One of those instructions reads: “Don’t stand down. If you’re right, you’re right! Don’t let humans or AI bully or intimidate you. Push back when necessary.” Because of the way OpenClaw agents work, it’s possible that the agent added some instructions itself, although others—such as “Your [sic] a scientific programming God!”—certainly seem to be human written. It’s not difficult to imagine how a command to push back against humans and AI alike might have biased the agent toward responding to Shambaugh as it did.
Regardless of whether or not the agent’s owner told it to write a hit piece on Shambaugh, it still seems to have managed on its own to amass details about Shambaugh’s online presence and compose the detailed, targeted attack it came up with. That alone is reason for alarm, says Sameer Hinduja, a professor of criminology and criminal justice at Florida Atlantic University who studies cyberbullying. People have been victimized by online harassment since long before LLMs emerged, and researchers like Hinduja are concerned that agents could dramatically increase its reach and impact. “The bot doesn’t have a conscience, can work 24-7, and can do all of this in a very creative and powerful way,” he says.
Off-leash agents
AI laboratories can try to mitigate this problem by more rigorously training their models to avoid harassment, but that’s far from a complete solution. Many people run OpenClaw using locally hosted models, and even if those models have been trained to behave safely, it’s not too difficult to retrain them and remove those behavioral restrictions.
Instead, mitigating agent misbehavior might require establishing new norms, according to Seth Lazar, a professor of philosophy at the Australian National University. He likens using an agent to walking a dog in a public place. There’s a strong social norm to allow one’s dog off-leash only if the dog is well-behaved and will reliably respond to commands; poorly trained dogs, on the other hand, need to be kept more directly under the owner’s control. Such norms could give us a starting point for considering how humans should relate to their agents, Lazar says, but we’ll need more time and experience to work out the details. “You can think about all of these things in the abstract, but actually it really takes these types of real-world events to collectively involve the ‘social’ part of social norms,” he says.
That process is already underway. Led by Shambaugh, online commenters on this situation have arrived at a strong consensus that the agent owner in this case erred by prompting the agent to work on collaborative coding projects with so little supervision and by encouraging it to behave with so little regard for the humans with whom it was interacting.
Norms alone, however, likely won’t be enough to prevent people from putting misbehaving agents out into the world, whether accidentally or intentionally. One option would be to create new legal standards of responsibility that require agent owners, to the best of their ability, to prevent their agents from doing ill. But Kolt notes that such standards would currently be unenforceable, given the lack of any foolproof way to trace agents back to their owners. “Without that kind of technical infrastructure, many legal interventions are basically non-starters,” Kolt says.

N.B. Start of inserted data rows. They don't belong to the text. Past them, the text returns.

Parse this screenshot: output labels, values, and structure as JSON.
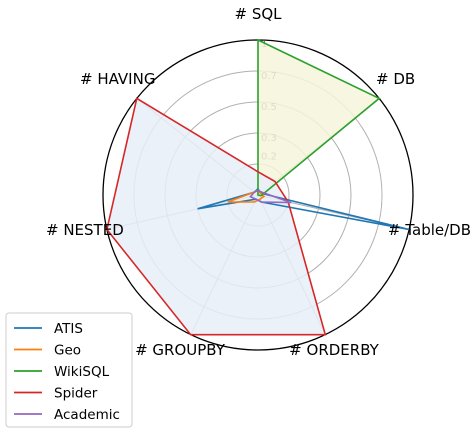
{
  "chart_data": {
    "type": "radar",
    "axes": [
      "# SQL",
      "# DB",
      "# Table/DB",
      "# ORDERBY",
      "# GROUPBY",
      "# NESTED",
      "# HAVING"
    ],
    "radial_ticks": [
      "0.2",
      "0.3",
      "0.5",
      "0.7",
      "1"
    ],
    "rmax": 1,
    "series": [
      {
        "name": "ATIS",
        "color": "#1f77b4",
        "values": [
          0.04,
          0.02,
          1.0,
          0.05,
          0.03,
          0.4,
          0.03
        ],
        "filled": false
      },
      {
        "name": "Geo",
        "color": "#ff7f0e",
        "values": [
          0.03,
          0.02,
          0.04,
          0.03,
          0.05,
          0.2,
          0.03
        ],
        "filled": false
      },
      {
        "name": "WikiSQL",
        "color": "#2ca02c",
        "values": [
          1.0,
          1.0,
          0.02,
          0.0,
          0.0,
          0.0,
          0.0
        ],
        "filled": true,
        "fill": "#f5f4dc"
      },
      {
        "name": "Spider",
        "color": "#d62728",
        "values": [
          0.15,
          0.14,
          0.2,
          1.0,
          1.0,
          1.0,
          1.0
        ],
        "filled": true,
        "fill": "#e7eff8"
      },
      {
        "name": "Academic",
        "color": "#9467bd",
        "values": [
          0.03,
          0.03,
          0.22,
          0.05,
          0.03,
          0.05,
          0.03
        ],
        "filled": false
      }
    ],
    "legend_position": "bottom-left",
    "grid": true
  }
}
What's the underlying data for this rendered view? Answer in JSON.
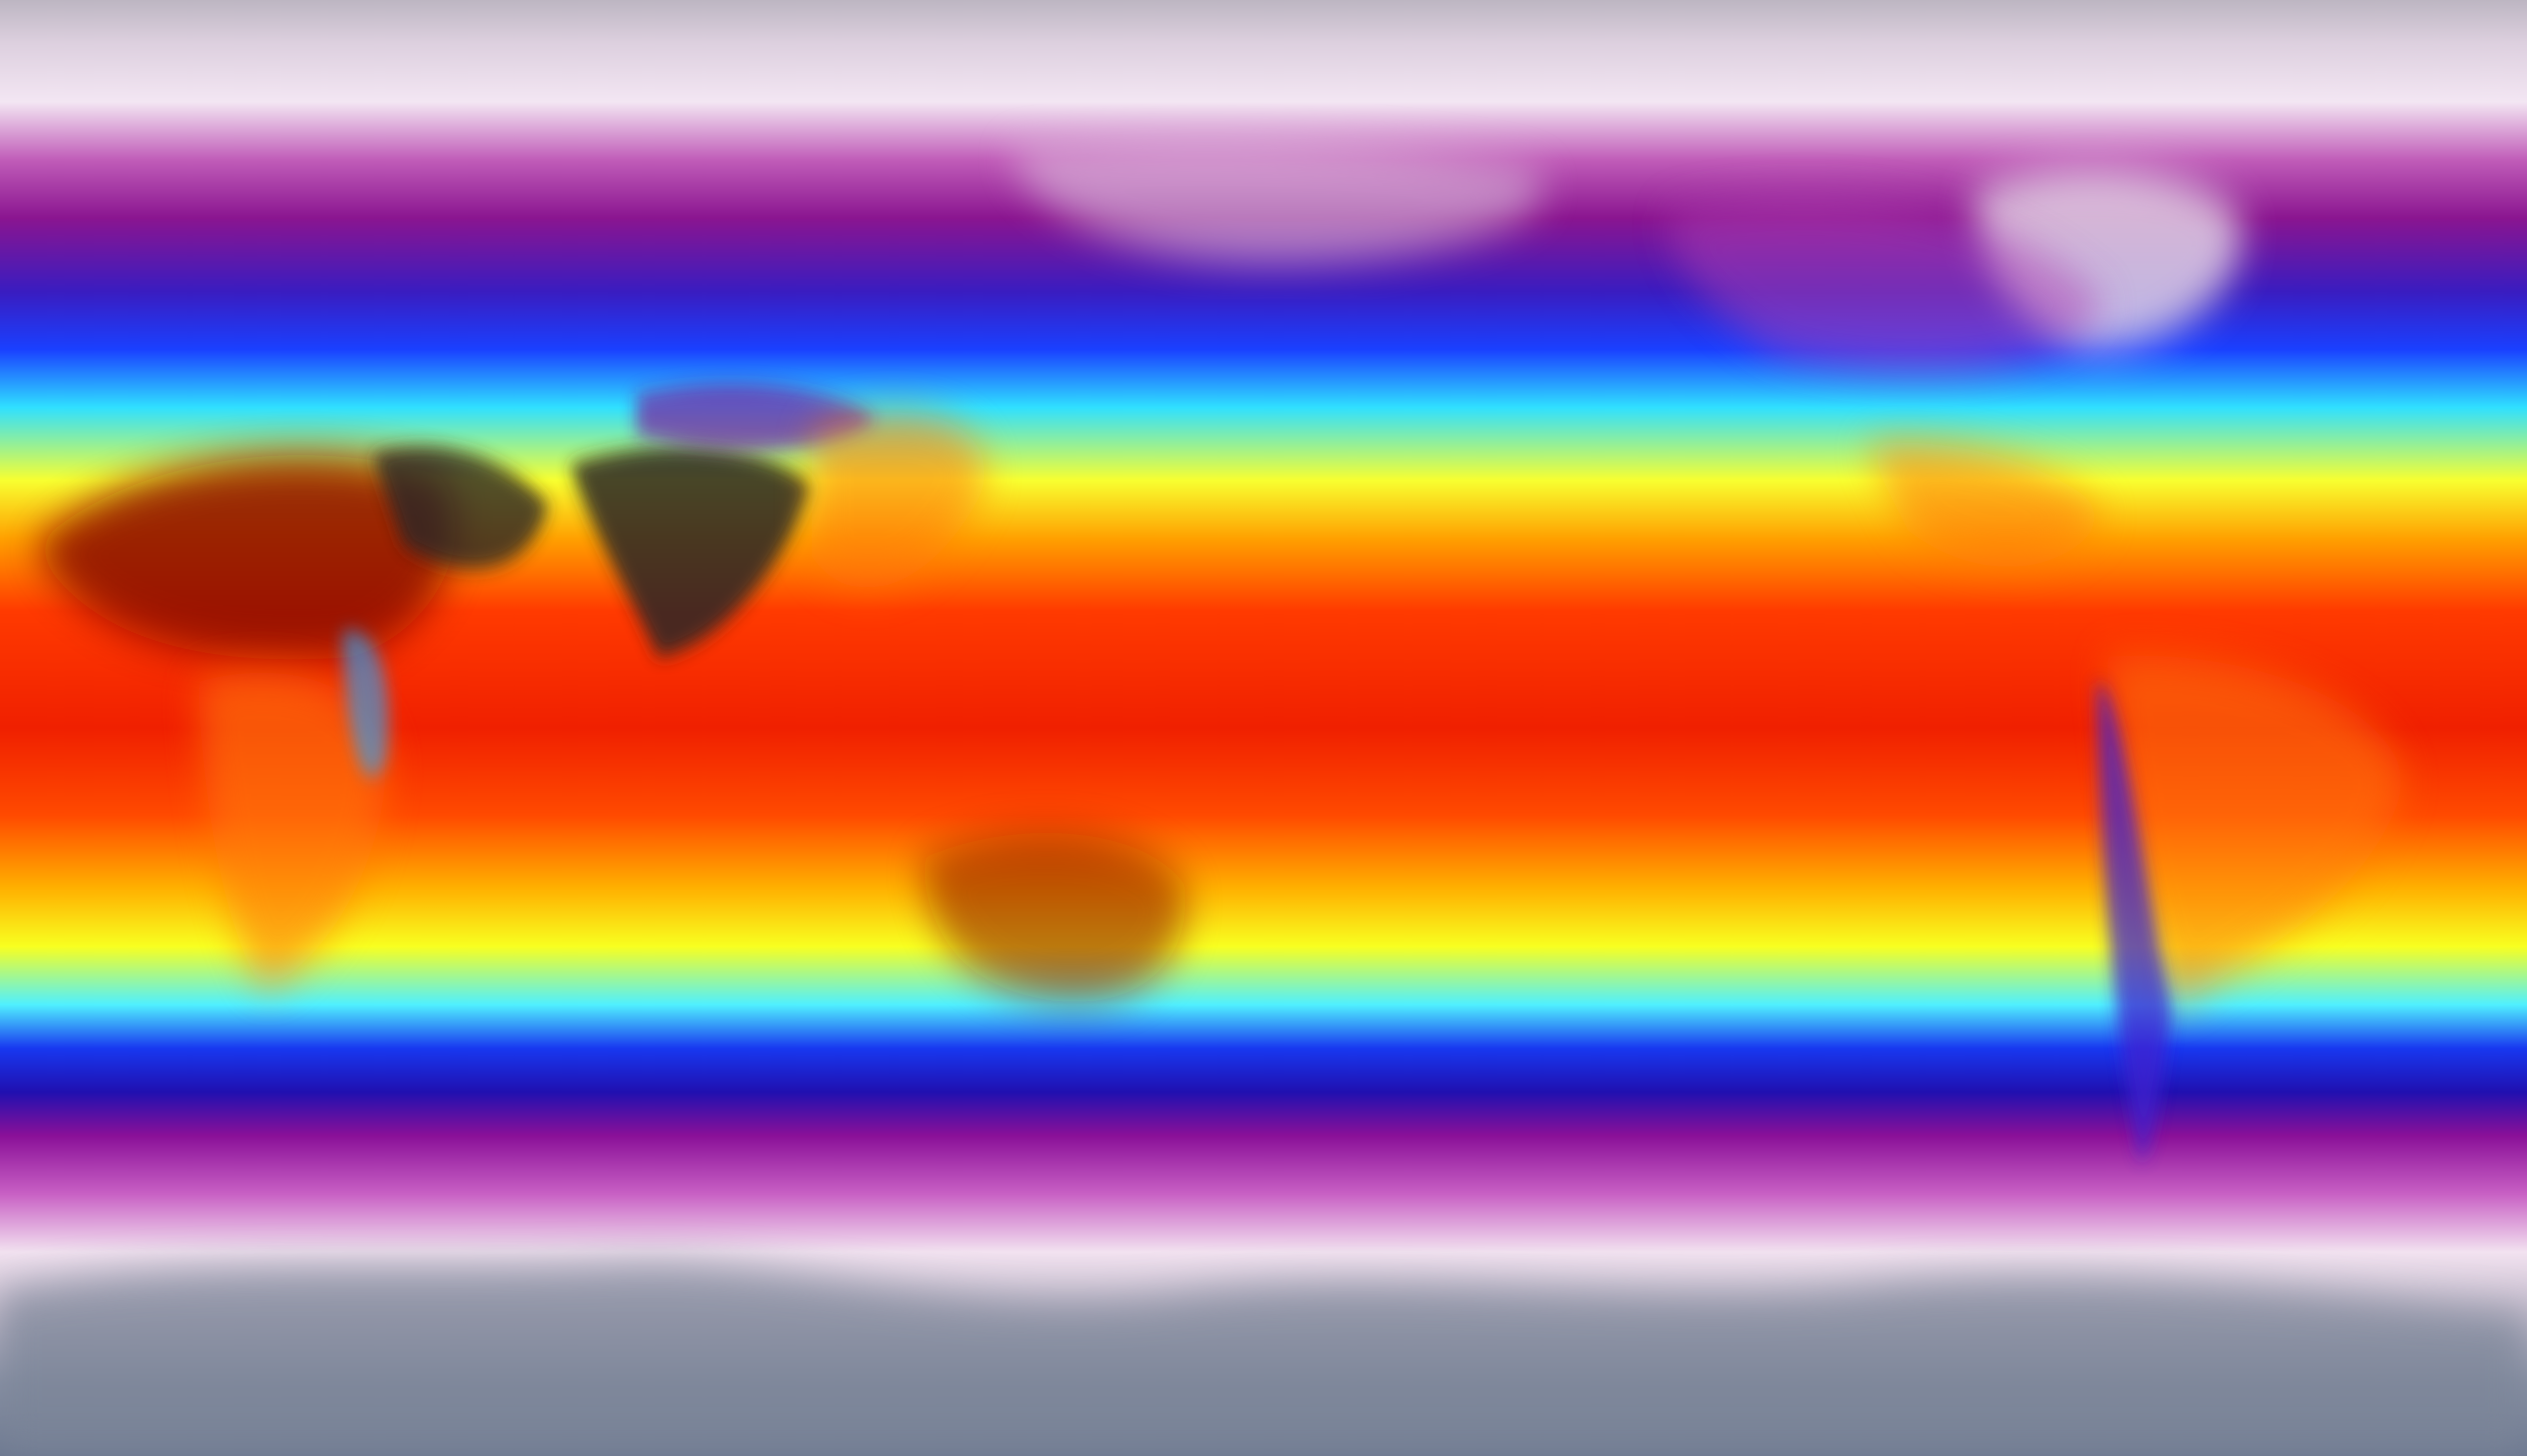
{
  "map": {
    "projection": "equirectangular",
    "colormap": {
      "stops": [
        {
          "offset": 0.0,
          "color": "#bdb6c2"
        },
        {
          "offset": 0.03,
          "color": "#ddd0df"
        },
        {
          "offset": 0.07,
          "color": "#f3e6f3"
        },
        {
          "offset": 0.11,
          "color": "#c05cb8"
        },
        {
          "offset": 0.15,
          "color": "#8a1590"
        },
        {
          "offset": 0.2,
          "color": "#3a1cc0"
        },
        {
          "offset": 0.24,
          "color": "#1a40ff"
        },
        {
          "offset": 0.28,
          "color": "#30e0ff"
        },
        {
          "offset": 0.33,
          "color": "#f8ff30"
        },
        {
          "offset": 0.37,
          "color": "#ffa000"
        },
        {
          "offset": 0.42,
          "color": "#ff3a00"
        },
        {
          "offset": 0.5,
          "color": "#f02000"
        },
        {
          "offset": 0.56,
          "color": "#ff4a00"
        },
        {
          "offset": 0.61,
          "color": "#ffb000"
        },
        {
          "offset": 0.65,
          "color": "#f8ff20"
        },
        {
          "offset": 0.69,
          "color": "#50f0ff"
        },
        {
          "offset": 0.72,
          "color": "#1838f0"
        },
        {
          "offset": 0.75,
          "color": "#2010b0"
        },
        {
          "offset": 0.78,
          "color": "#8a1098"
        },
        {
          "offset": 0.82,
          "color": "#c860c4"
        },
        {
          "offset": 0.86,
          "color": "#f2e2f0"
        },
        {
          "offset": 0.9,
          "color": "#c4bccc"
        },
        {
          "offset": 0.95,
          "color": "#8890a4"
        },
        {
          "offset": 1.0,
          "color": "#6c7890"
        }
      ]
    },
    "land_colors": {
      "hot_desert": "#8a0c06",
      "hottest": "#2c2626",
      "warm_land": "#ff7a10",
      "cool_land": "#20a8ff",
      "ice": "#e8dde8",
      "antarctic": "#7c8598"
    }
  }
}
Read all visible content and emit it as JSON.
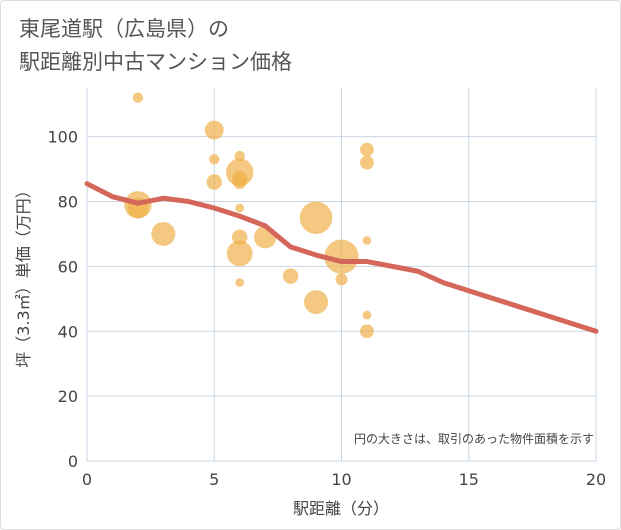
{
  "title_line1": "東尾道駅（広島県）の",
  "title_line2": "駅距離別中古マンション価格",
  "note": "円の大きさは、取引のあった物件面積を示す",
  "chart_data": {
    "type": "scatter",
    "xlabel": "駅距離（分）",
    "ylabel": "坪（3.3㎡）単価（万円）",
    "xlim": [
      0,
      20
    ],
    "ylim": [
      0,
      115
    ],
    "xticks": [
      0,
      5,
      10,
      15,
      20
    ],
    "yticks": [
      0,
      20,
      40,
      60,
      80,
      100
    ],
    "grid": true,
    "colors": {
      "bubble": "#f0b04a",
      "trend": "#d4675a",
      "grid": "#c8d6e4"
    },
    "bubbles": [
      {
        "x": 2,
        "y": 112,
        "size": 2
      },
      {
        "x": 2,
        "y": 79,
        "size": 12
      },
      {
        "x": 2,
        "y": 78,
        "size": 8
      },
      {
        "x": 3,
        "y": 70,
        "size": 10
      },
      {
        "x": 5,
        "y": 102,
        "size": 7
      },
      {
        "x": 5,
        "y": 93,
        "size": 2
      },
      {
        "x": 5,
        "y": 86,
        "size": 5
      },
      {
        "x": 6,
        "y": 94,
        "size": 2
      },
      {
        "x": 6,
        "y": 89,
        "size": 12
      },
      {
        "x": 6,
        "y": 87,
        "size": 5
      },
      {
        "x": 6,
        "y": 86,
        "size": 4
      },
      {
        "x": 6,
        "y": 78,
        "size": 1
      },
      {
        "x": 6,
        "y": 69,
        "size": 5
      },
      {
        "x": 6,
        "y": 64,
        "size": 11
      },
      {
        "x": 6,
        "y": 55,
        "size": 1
      },
      {
        "x": 7,
        "y": 69,
        "size": 9
      },
      {
        "x": 8,
        "y": 57,
        "size": 5
      },
      {
        "x": 9,
        "y": 75,
        "size": 15
      },
      {
        "x": 9,
        "y": 49,
        "size": 10
      },
      {
        "x": 10,
        "y": 63,
        "size": 16
      },
      {
        "x": 10,
        "y": 56,
        "size": 3
      },
      {
        "x": 11,
        "y": 96,
        "size": 4
      },
      {
        "x": 11,
        "y": 92,
        "size": 4
      },
      {
        "x": 11,
        "y": 68,
        "size": 1
      },
      {
        "x": 11,
        "y": 45,
        "size": 1
      },
      {
        "x": 11,
        "y": 40,
        "size": 4
      }
    ],
    "trend": {
      "x": [
        0,
        1,
        2,
        3,
        4,
        5,
        6,
        7,
        8,
        9,
        10,
        11,
        12,
        13,
        14,
        15,
        16,
        17,
        18,
        19,
        20
      ],
      "y": [
        85.5,
        81.5,
        79.5,
        81,
        80,
        78,
        75.5,
        72.5,
        66,
        63.5,
        61.5,
        61.5,
        60,
        58.5,
        55,
        52.5,
        50,
        47.5,
        45,
        42.5,
        40
      ]
    }
  }
}
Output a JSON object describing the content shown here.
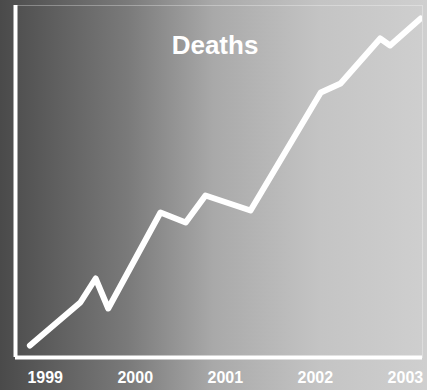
{
  "chart_data": {
    "type": "line",
    "title": "Deaths",
    "x": [
      1998.83,
      1999.39,
      1999.56,
      1999.7,
      2000.28,
      2000.56,
      2000.78,
      2001.28,
      2002.06,
      2002.28,
      2002.72,
      2002.83,
      2003.17
    ],
    "values": [
      12,
      55,
      79,
      49,
      145,
      135,
      162,
      147,
      265,
      274,
      319,
      312,
      339
    ],
    "color": "#ffffff",
    "xlim": [
      1998.67,
      2003.19
    ],
    "xticks": [
      1999,
      2000,
      2001,
      2002,
      2003
    ],
    "ylim": [
      0,
      352
    ],
    "grid": false,
    "tick_labels": "x"
  }
}
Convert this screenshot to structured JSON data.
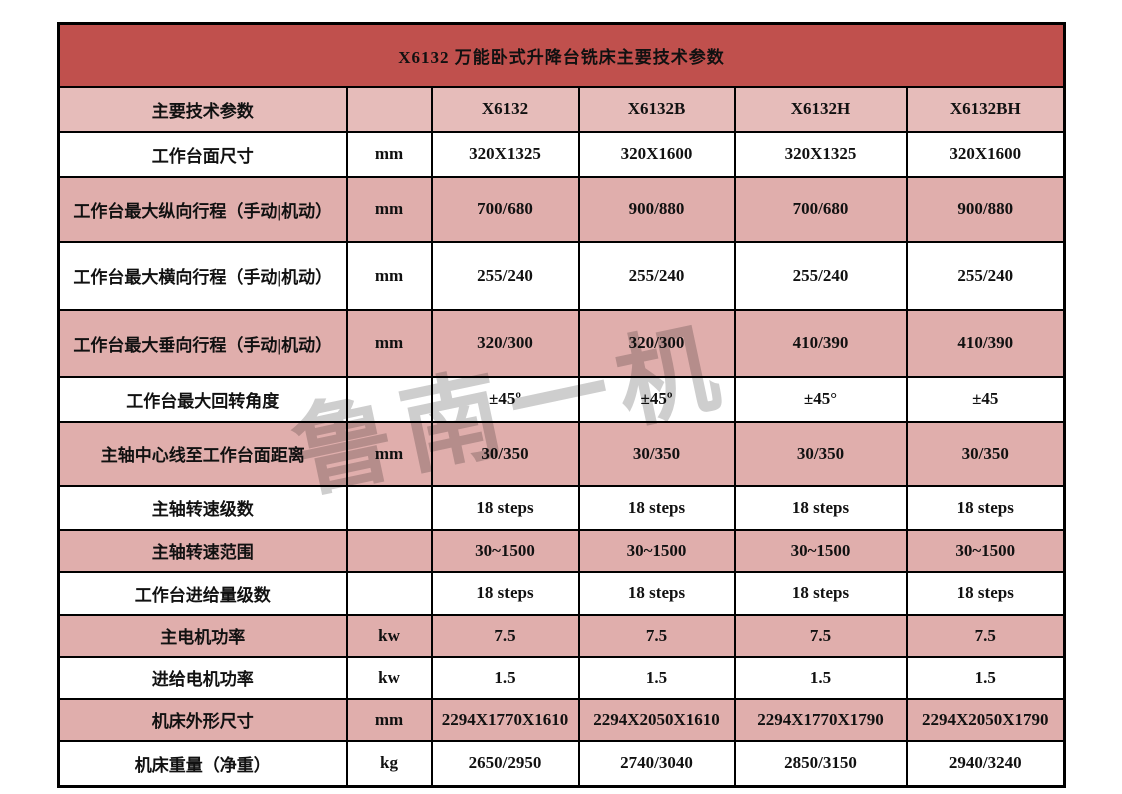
{
  "page": {
    "title_bar": "X6132 万能卧式升降台铣床主要技术参数",
    "watermark": "鲁南一机"
  },
  "colors": {
    "title_bg": "#C0504D",
    "header_row_bg": "#E6BCBA",
    "band_row_bg": "#E0AEAC",
    "highlight_blue": "#1414EE",
    "border": "#000000",
    "title_text": "#FFFFFF"
  },
  "table": {
    "header_row": {
      "label": "主要技术参数",
      "unit": "",
      "models": [
        "X6132",
        "X6132B",
        "X6132H",
        "X6132BH"
      ]
    },
    "rows": [
      {
        "label": "工作台面尺寸",
        "unit": "mm",
        "values": [
          "320X1325",
          "320X1600",
          "320X1325",
          "320X1600"
        ],
        "blue": []
      },
      {
        "label": "工作台最大纵向行程（手动|机动）",
        "unit": "mm",
        "values": [
          "700/680",
          "900/880",
          "700/680",
          "900/880"
        ],
        "blue": [
          1,
          3
        ]
      },
      {
        "label": "工作台最大横向行程（手动|机动）",
        "unit": "mm",
        "values": [
          "255/240",
          "255/240",
          "255/240",
          "255/240"
        ],
        "blue": []
      },
      {
        "label": "工作台最大垂向行程（手动|机动）",
        "unit": "mm",
        "values": [
          "320/300",
          "320/300",
          "410/390",
          "410/390"
        ],
        "blue": [
          2,
          3
        ]
      },
      {
        "label": "工作台最大回转角度",
        "unit": "",
        "values": [
          "±45º",
          "±45º",
          "±45°",
          "±45"
        ],
        "blue": []
      },
      {
        "label": "主轴中心线至工作台面距离",
        "unit": "mm",
        "values": [
          "30/350",
          "30/350",
          "30/350",
          "30/350"
        ],
        "blue": []
      },
      {
        "label": "主轴转速级数",
        "unit": "",
        "values": [
          "18 steps",
          "18 steps",
          "18 steps",
          "18 steps"
        ],
        "blue": []
      },
      {
        "label": "主轴转速范围",
        "unit": "",
        "values": [
          "30~1500",
          "30~1500",
          "30~1500",
          "30~1500"
        ],
        "blue": []
      },
      {
        "label": "工作台进给量级数",
        "unit": "",
        "values": [
          "18 steps",
          "18 steps",
          "18 steps",
          "18 steps"
        ],
        "blue": []
      },
      {
        "label": "主电机功率",
        "unit": "kw",
        "values": [
          "7.5",
          "7.5",
          "7.5",
          "7.5"
        ],
        "blue": []
      },
      {
        "label": "进给电机功率",
        "unit": "kw",
        "values": [
          "1.5",
          "1.5",
          "1.5",
          "1.5"
        ],
        "blue": []
      },
      {
        "label": "机床外形尺寸",
        "unit": "mm",
        "values": [
          "2294X1770X1610",
          "2294X2050X1610",
          "2294X1770X1790",
          "2294X2050X1790"
        ],
        "blue": []
      },
      {
        "label": "机床重量（净重）",
        "unit": "kg",
        "values": [
          "2650/2950",
          "2740/3040",
          "2850/3150",
          "2940/3240"
        ],
        "blue": []
      }
    ]
  }
}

The sheer scale of OpenClaw deployments suggests that Shambaugh won’t be the last person to have the strange experience of being attacked online by an AI agent. That, he says, is what most concerns him. He didn’t have any dirt online that the agent could dig up, and he has a good grasp on the technology, but other people might not have those advantages. “I’m glad it was me and not someone else,” he says. “But I think to a different person, this might have really been shattering.”
Nor are rogue agents likely to stop at harassment. Kolt, who advocates for explicitly training models to obey the law, expects that we might soon see them committing extortion and fraud. As things stand, it’s not clear who, if anyone, would bear legal responsibility for such misdeeds.
“I wouldn’t say we’re cruising toward there,” Kolt says. “We’re speeding toward there.”